In mostly providing Israel with unchecked support, Trump has also reflected Biden by largely keeping his policy separate from other international players who could help pressure Tel Aviv. Failing to harness American, Israeli and international calls for greater flexibility from Netanyahu has been a missed opportunity – and if the president is serious about advancing his ceasefire, he will likely need all the help he can get.

On Capitol Hill, opposition to unlimited U.S. support for the Israeli war grew significantly throughout 2024, but the Biden administration helped shield Netanyahu from lawmakers rather than work with the latter to rein in the former.

In 2025, the pushback has grown, with increasing numbers of Democrats accusing Israel of committing a genocide (a charge it denies) and even some of Trump’s fellow Republicans suggesting U.S. involvement in the war is unwise. So far, the administration has not collaborated with those critics or indicated it sees their influence as relevant to discussions with Netanyahu.

“The increasing concerns in Congress are not translating to legislation passing,” said Lara Friedman, president of the Foundation for Middle East Peace, noting that the administration seems unconcerned with Democrats’ recommendations on Israel-Palestine while GOP skepticism of Israel has yet to seem strong enough to sway Trump.

On the global stage, the Trump administration has, to a degree, coordinated with other influential nations on Israel-Palestine in recent months, but it has not endorsed steps that fellow governments and many experts see as necessary, like accountability for abuses during the war and tangible progress toward Palestinian statehood. 

“The so-called ‘Trump peace plan’... fails to demand justice and reparations,” Agnes Callamard of Amnesty International said in a Wednesday night statement. “Stopping the cycle of suffering and atrocities requires an end to longstanding impunity … States must uphold their obligations under international law to bring to justice those responsible for war crimes, crimes against humanity or genocide.”

She highlighted the pattern under both Trump and Biden of the U.S. using its veto power at the U.N. Security Council to block criticism of Israel.
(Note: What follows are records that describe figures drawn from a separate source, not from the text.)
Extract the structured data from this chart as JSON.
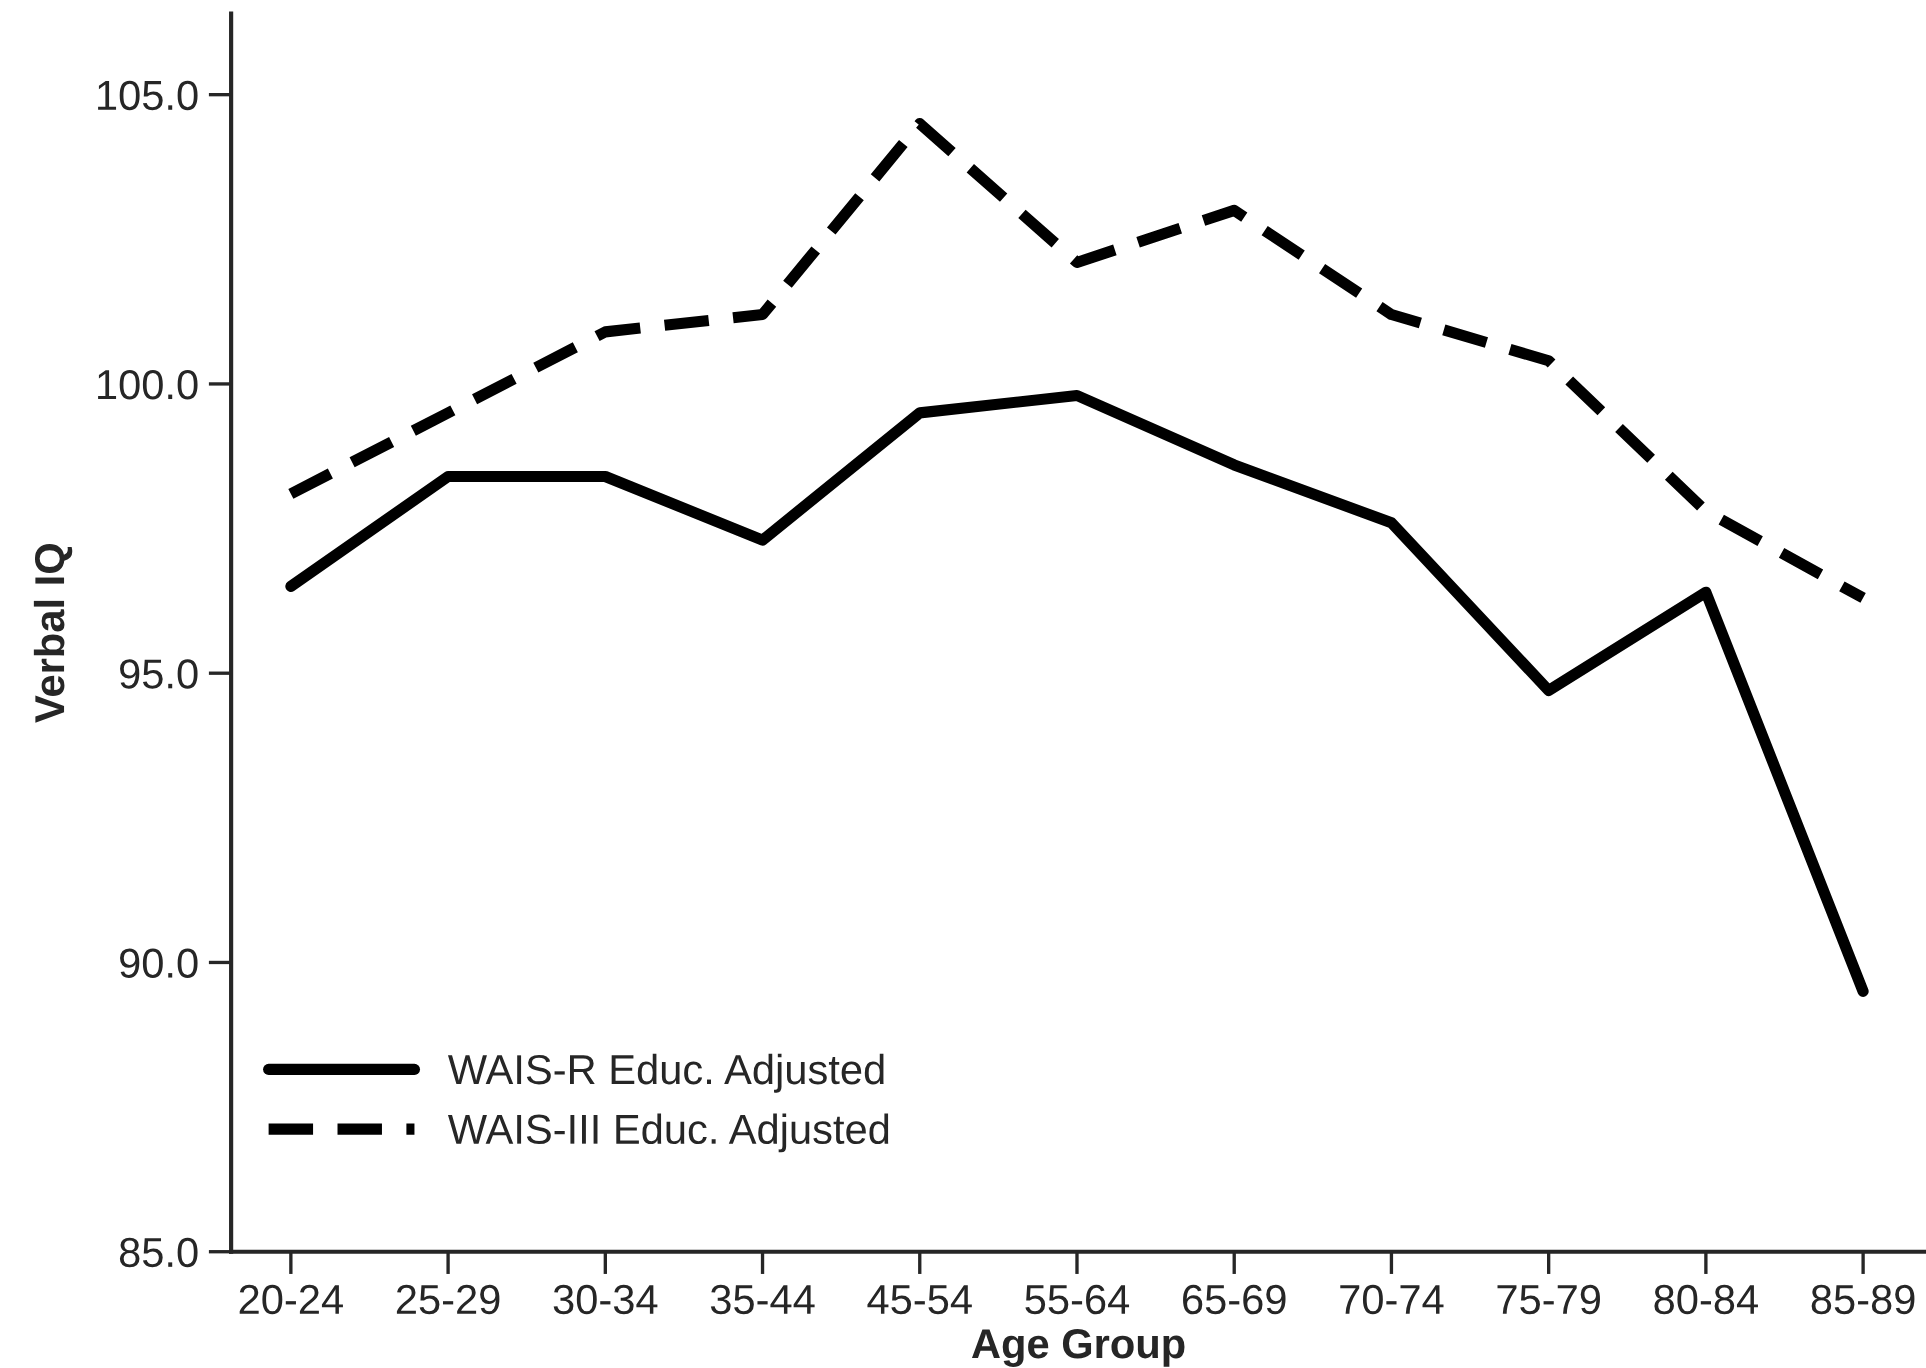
{
  "chart_data": {
    "type": "line",
    "xlabel": "Age Group",
    "ylabel": "Verbal IQ",
    "categories": [
      "20-24",
      "25-29",
      "30-34",
      "35-44",
      "45-54",
      "55-64",
      "65-69",
      "70-74",
      "75-79",
      "80-84",
      "85-89"
    ],
    "series": [
      {
        "name": "WAIS-R Educ. Adjusted",
        "color": "#000000",
        "line_style": "solid",
        "values": [
          96.5,
          98.4,
          98.4,
          97.3,
          99.5,
          99.8,
          98.6,
          97.6,
          94.7,
          96.4,
          89.5
        ]
      },
      {
        "name": "WAIS-III Educ. Adjusted",
        "color": "#000000",
        "line_style": "dashed",
        "values": [
          98.1,
          99.5,
          100.9,
          101.2,
          104.5,
          102.1,
          103.0,
          101.2,
          100.4,
          97.8,
          96.3
        ]
      }
    ],
    "ylim": [
      85,
      106.4
    ],
    "yticks": [
      {
        "value": 85,
        "label": "85.0"
      },
      {
        "value": 90,
        "label": "90.0"
      },
      {
        "value": 95,
        "label": "95.0"
      },
      {
        "value": 100,
        "label": "100.0"
      },
      {
        "value": 105,
        "label": "105.0"
      }
    ],
    "grid": false,
    "legend": "bottom left",
    "marker": "none"
  }
}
Meanwhile, in dealing with frustrated Israelis — most of whom want the war to end and many of whom seek a new leader — Trump has, like Biden, expressed sympathy for hostage families but stopped far short of allying himself with Netanyahu’s opponents at home.
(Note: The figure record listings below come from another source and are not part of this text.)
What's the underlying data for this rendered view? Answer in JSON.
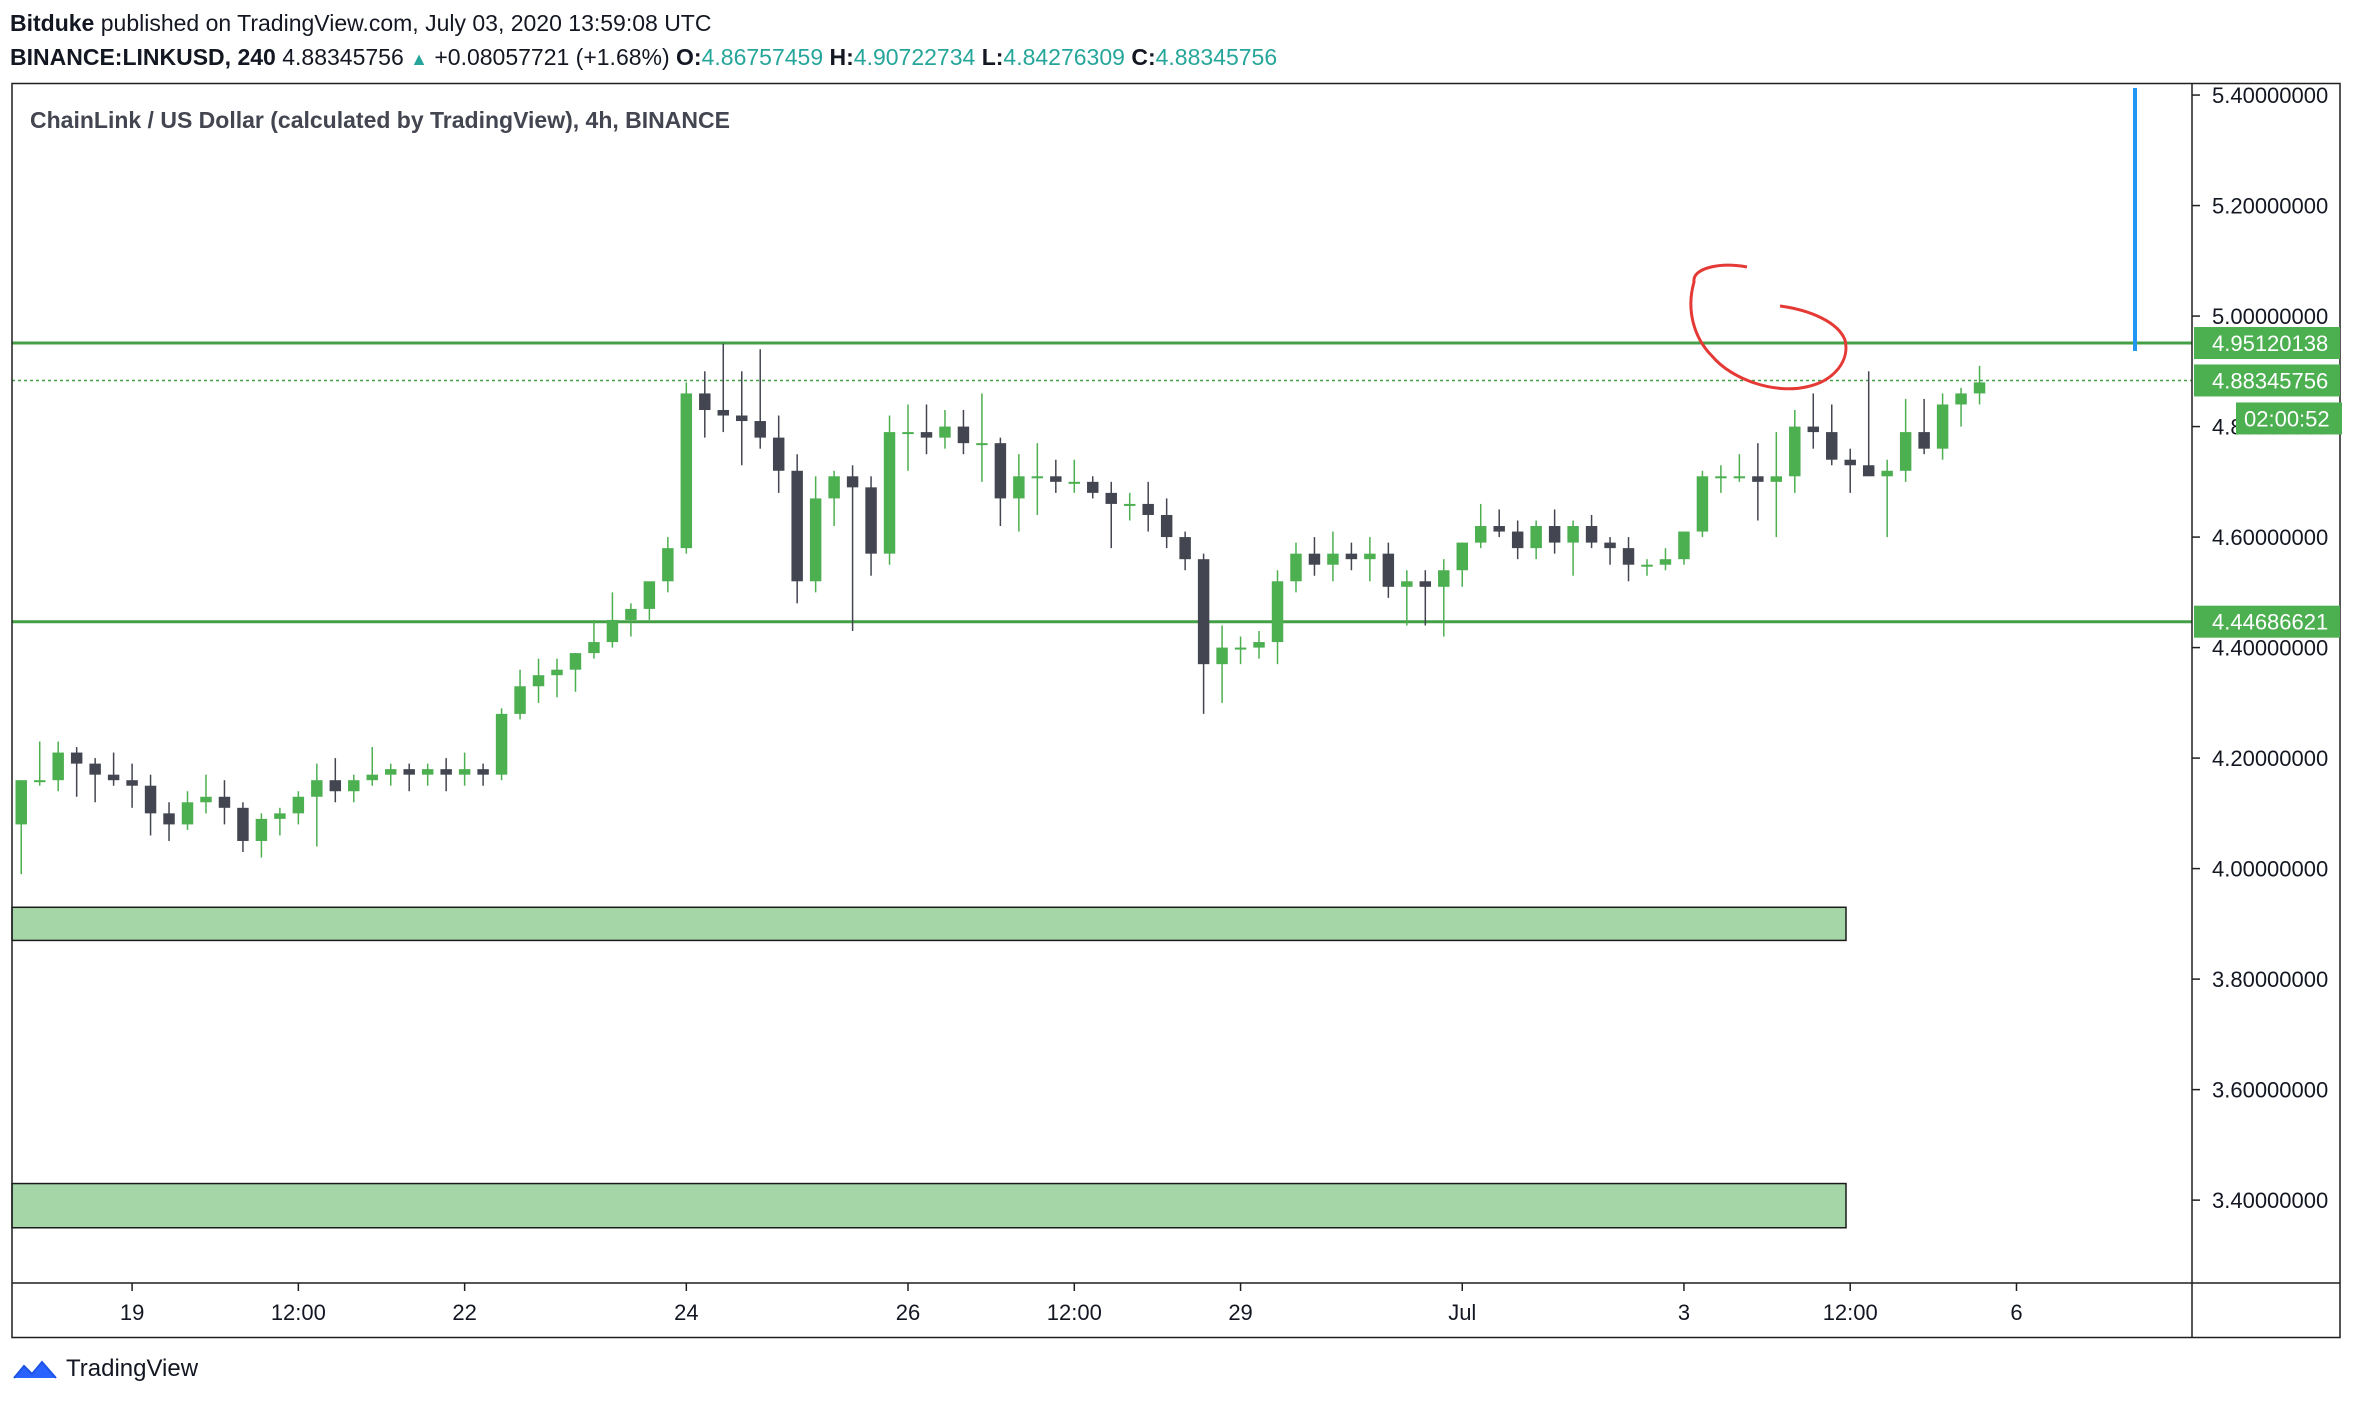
{
  "header": {
    "author": "Bitduke",
    "published_text": "published on TradingView.com, July 03, 2020 13:59:08 UTC",
    "symbol": "BINANCE:LINKUSD, 240",
    "last_price": "4.88345756",
    "change": "+0.08057721 (+1.68%)",
    "o_label": "O:",
    "o_value": "4.86757459",
    "h_label": "H:",
    "h_value": "4.90722734",
    "l_label": "L:",
    "l_value": "4.84276309",
    "c_label": "C:",
    "c_value": "4.88345756"
  },
  "footer": {
    "brand": "TradingView"
  },
  "colors": {
    "up": "#4caf50",
    "down": "#434651",
    "level_line": "#43a047",
    "zone_fill": "#a5d6a7",
    "annotation": "#e53935",
    "marker": "#2196f3"
  },
  "chart_data": {
    "type": "candlestick",
    "title": "ChainLink / US Dollar (calculated by TradingView), 4h, BINANCE",
    "ylim": [
      3.25,
      5.42
    ],
    "y_ticks": [
      {
        "value": 5.4,
        "label": "5.40000000"
      },
      {
        "value": 5.2,
        "label": "5.20000000"
      },
      {
        "value": 5.0,
        "label": "5.00000000"
      },
      {
        "value": 4.8,
        "label": "4.80000000"
      },
      {
        "value": 4.6,
        "label": "4.60000000"
      },
      {
        "value": 4.4,
        "label": "4.40000000"
      },
      {
        "value": 4.2,
        "label": "4.20000000"
      },
      {
        "value": 4.0,
        "label": "4.00000000"
      },
      {
        "value": 3.8,
        "label": "3.80000000"
      },
      {
        "value": 3.6,
        "label": "3.60000000"
      },
      {
        "value": 3.4,
        "label": "3.40000000"
      }
    ],
    "x_ticks": [
      {
        "bar": 6.5,
        "label": "19"
      },
      {
        "bar": 15.5,
        "label": "12:00"
      },
      {
        "bar": 24.5,
        "label": "22"
      },
      {
        "bar": 36.5,
        "label": "24"
      },
      {
        "bar": 48.5,
        "label": "26"
      },
      {
        "bar": 57.5,
        "label": "12:00"
      },
      {
        "bar": 66.5,
        "label": "29"
      },
      {
        "bar": 78.5,
        "label": "Jul"
      },
      {
        "bar": 90.5,
        "label": "3"
      },
      {
        "bar": 99.5,
        "label": "12:00"
      },
      {
        "bar": 108.5,
        "label": "6"
      }
    ],
    "bars_visible": 118,
    "candles": [
      [
        4.08,
        4.16,
        3.99,
        4.16
      ],
      [
        4.16,
        4.23,
        4.15,
        4.16
      ],
      [
        4.16,
        4.23,
        4.14,
        4.21
      ],
      [
        4.21,
        4.22,
        4.13,
        4.19
      ],
      [
        4.19,
        4.2,
        4.12,
        4.17
      ],
      [
        4.17,
        4.21,
        4.15,
        4.16
      ],
      [
        4.16,
        4.19,
        4.11,
        4.15
      ],
      [
        4.15,
        4.17,
        4.06,
        4.1
      ],
      [
        4.1,
        4.12,
        4.05,
        4.08
      ],
      [
        4.08,
        4.14,
        4.07,
        4.12
      ],
      [
        4.12,
        4.17,
        4.1,
        4.13
      ],
      [
        4.13,
        4.16,
        4.08,
        4.11
      ],
      [
        4.11,
        4.12,
        4.03,
        4.05
      ],
      [
        4.05,
        4.1,
        4.02,
        4.09
      ],
      [
        4.09,
        4.11,
        4.06,
        4.1
      ],
      [
        4.1,
        4.14,
        4.08,
        4.13
      ],
      [
        4.13,
        4.19,
        4.04,
        4.16
      ],
      [
        4.16,
        4.2,
        4.12,
        4.14
      ],
      [
        4.14,
        4.17,
        4.12,
        4.16
      ],
      [
        4.16,
        4.22,
        4.15,
        4.17
      ],
      [
        4.17,
        4.19,
        4.15,
        4.18
      ],
      [
        4.18,
        4.19,
        4.14,
        4.17
      ],
      [
        4.17,
        4.19,
        4.15,
        4.18
      ],
      [
        4.18,
        4.2,
        4.14,
        4.17
      ],
      [
        4.17,
        4.21,
        4.15,
        4.18
      ],
      [
        4.18,
        4.19,
        4.15,
        4.17
      ],
      [
        4.17,
        4.29,
        4.16,
        4.28
      ],
      [
        4.28,
        4.36,
        4.27,
        4.33
      ],
      [
        4.33,
        4.38,
        4.3,
        4.35
      ],
      [
        4.35,
        4.38,
        4.31,
        4.36
      ],
      [
        4.36,
        4.39,
        4.32,
        4.39
      ],
      [
        4.39,
        4.45,
        4.38,
        4.41
      ],
      [
        4.41,
        4.5,
        4.4,
        4.45
      ],
      [
        4.45,
        4.48,
        4.42,
        4.47
      ],
      [
        4.47,
        4.51,
        4.45,
        4.52
      ],
      [
        4.52,
        4.6,
        4.5,
        4.58
      ],
      [
        4.58,
        4.88,
        4.57,
        4.86
      ],
      [
        4.86,
        4.9,
        4.78,
        4.83
      ],
      [
        4.83,
        4.95,
        4.79,
        4.82
      ],
      [
        4.82,
        4.9,
        4.73,
        4.81
      ],
      [
        4.81,
        4.94,
        4.76,
        4.78
      ],
      [
        4.78,
        4.82,
        4.68,
        4.72
      ],
      [
        4.72,
        4.75,
        4.48,
        4.52
      ],
      [
        4.52,
        4.71,
        4.5,
        4.67
      ],
      [
        4.67,
        4.72,
        4.62,
        4.71
      ],
      [
        4.71,
        4.73,
        4.43,
        4.69
      ],
      [
        4.69,
        4.71,
        4.53,
        4.57
      ],
      [
        4.57,
        4.82,
        4.55,
        4.79
      ],
      [
        4.79,
        4.84,
        4.72,
        4.79
      ],
      [
        4.79,
        4.84,
        4.75,
        4.78
      ],
      [
        4.78,
        4.83,
        4.76,
        4.8
      ],
      [
        4.8,
        4.83,
        4.75,
        4.77
      ],
      [
        4.77,
        4.86,
        4.7,
        4.77
      ],
      [
        4.77,
        4.78,
        4.62,
        4.67
      ],
      [
        4.67,
        4.75,
        4.61,
        4.71
      ],
      [
        4.71,
        4.77,
        4.64,
        4.71
      ],
      [
        4.71,
        4.74,
        4.68,
        4.7
      ],
      [
        4.7,
        4.74,
        4.68,
        4.7
      ],
      [
        4.7,
        4.71,
        4.67,
        4.68
      ],
      [
        4.68,
        4.7,
        4.58,
        4.66
      ],
      [
        4.66,
        4.68,
        4.63,
        4.66
      ],
      [
        4.66,
        4.7,
        4.61,
        4.64
      ],
      [
        4.64,
        4.67,
        4.58,
        4.6
      ],
      [
        4.6,
        4.61,
        4.54,
        4.56
      ],
      [
        4.56,
        4.57,
        4.28,
        4.37
      ],
      [
        4.37,
        4.44,
        4.3,
        4.4
      ],
      [
        4.4,
        4.42,
        4.37,
        4.4
      ],
      [
        4.4,
        4.43,
        4.38,
        4.41
      ],
      [
        4.41,
        4.54,
        4.37,
        4.52
      ],
      [
        4.52,
        4.59,
        4.5,
        4.57
      ],
      [
        4.57,
        4.6,
        4.53,
        4.55
      ],
      [
        4.55,
        4.61,
        4.52,
        4.57
      ],
      [
        4.57,
        4.59,
        4.54,
        4.56
      ],
      [
        4.56,
        4.6,
        4.52,
        4.57
      ],
      [
        4.57,
        4.59,
        4.49,
        4.51
      ],
      [
        4.51,
        4.54,
        4.44,
        4.52
      ],
      [
        4.52,
        4.54,
        4.44,
        4.51
      ],
      [
        4.51,
        4.56,
        4.42,
        4.54
      ],
      [
        4.54,
        4.59,
        4.51,
        4.59
      ],
      [
        4.59,
        4.66,
        4.58,
        4.62
      ],
      [
        4.62,
        4.65,
        4.6,
        4.61
      ],
      [
        4.61,
        4.63,
        4.56,
        4.58
      ],
      [
        4.58,
        4.63,
        4.56,
        4.62
      ],
      [
        4.62,
        4.65,
        4.57,
        4.59
      ],
      [
        4.59,
        4.63,
        4.53,
        4.62
      ],
      [
        4.62,
        4.64,
        4.58,
        4.59
      ],
      [
        4.59,
        4.6,
        4.55,
        4.58
      ],
      [
        4.58,
        4.6,
        4.52,
        4.55
      ],
      [
        4.55,
        4.56,
        4.53,
        4.55
      ],
      [
        4.55,
        4.58,
        4.54,
        4.56
      ],
      [
        4.56,
        4.61,
        4.55,
        4.61
      ],
      [
        4.61,
        4.72,
        4.6,
        4.71
      ],
      [
        4.71,
        4.73,
        4.68,
        4.71
      ],
      [
        4.71,
        4.75,
        4.7,
        4.71
      ],
      [
        4.71,
        4.77,
        4.63,
        4.7
      ],
      [
        4.7,
        4.79,
        4.6,
        4.71
      ],
      [
        4.71,
        4.83,
        4.68,
        4.8
      ],
      [
        4.8,
        4.86,
        4.76,
        4.79
      ],
      [
        4.79,
        4.84,
        4.73,
        4.74
      ],
      [
        4.74,
        4.76,
        4.68,
        4.73
      ],
      [
        4.73,
        4.9,
        4.72,
        4.71
      ],
      [
        4.71,
        4.74,
        4.6,
        4.72
      ],
      [
        4.72,
        4.85,
        4.7,
        4.79
      ],
      [
        4.79,
        4.85,
        4.75,
        4.76
      ],
      [
        4.76,
        4.86,
        4.74,
        4.84
      ],
      [
        4.84,
        4.87,
        4.8,
        4.86
      ],
      [
        4.86,
        4.91,
        4.84,
        4.88
      ]
    ],
    "levels": [
      {
        "value": 4.95120138,
        "label": "4.95120138",
        "style": "solid"
      },
      {
        "value": 4.44686621,
        "label": "4.44686621",
        "style": "solid"
      },
      {
        "value": 4.88345756,
        "label": "4.88345756",
        "style": "dotted"
      }
    ],
    "countdown": "02:00:52",
    "zones": [
      {
        "top": 3.93,
        "bottom": 3.87
      },
      {
        "top": 3.43,
        "bottom": 3.35
      }
    ]
  }
}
Publicly identifying the Israeli prime minister as a problem represents another form of leverage, Elgindy said. He noted Biden avoided ever doing so as part of his administration’s overarching policy of permitting “no daylight,” or no public differences, between Israel and the U.S.

“When there’s no daylight between the U.S. and Israel, that’s when you have war and crisis … we’re just rubberstamping everything Israel does and pretending this somehow also aligns with our interests,” he continued. “When American leaders finally draw a distinction between our interests and Israel’s, that’s when progress can be made.”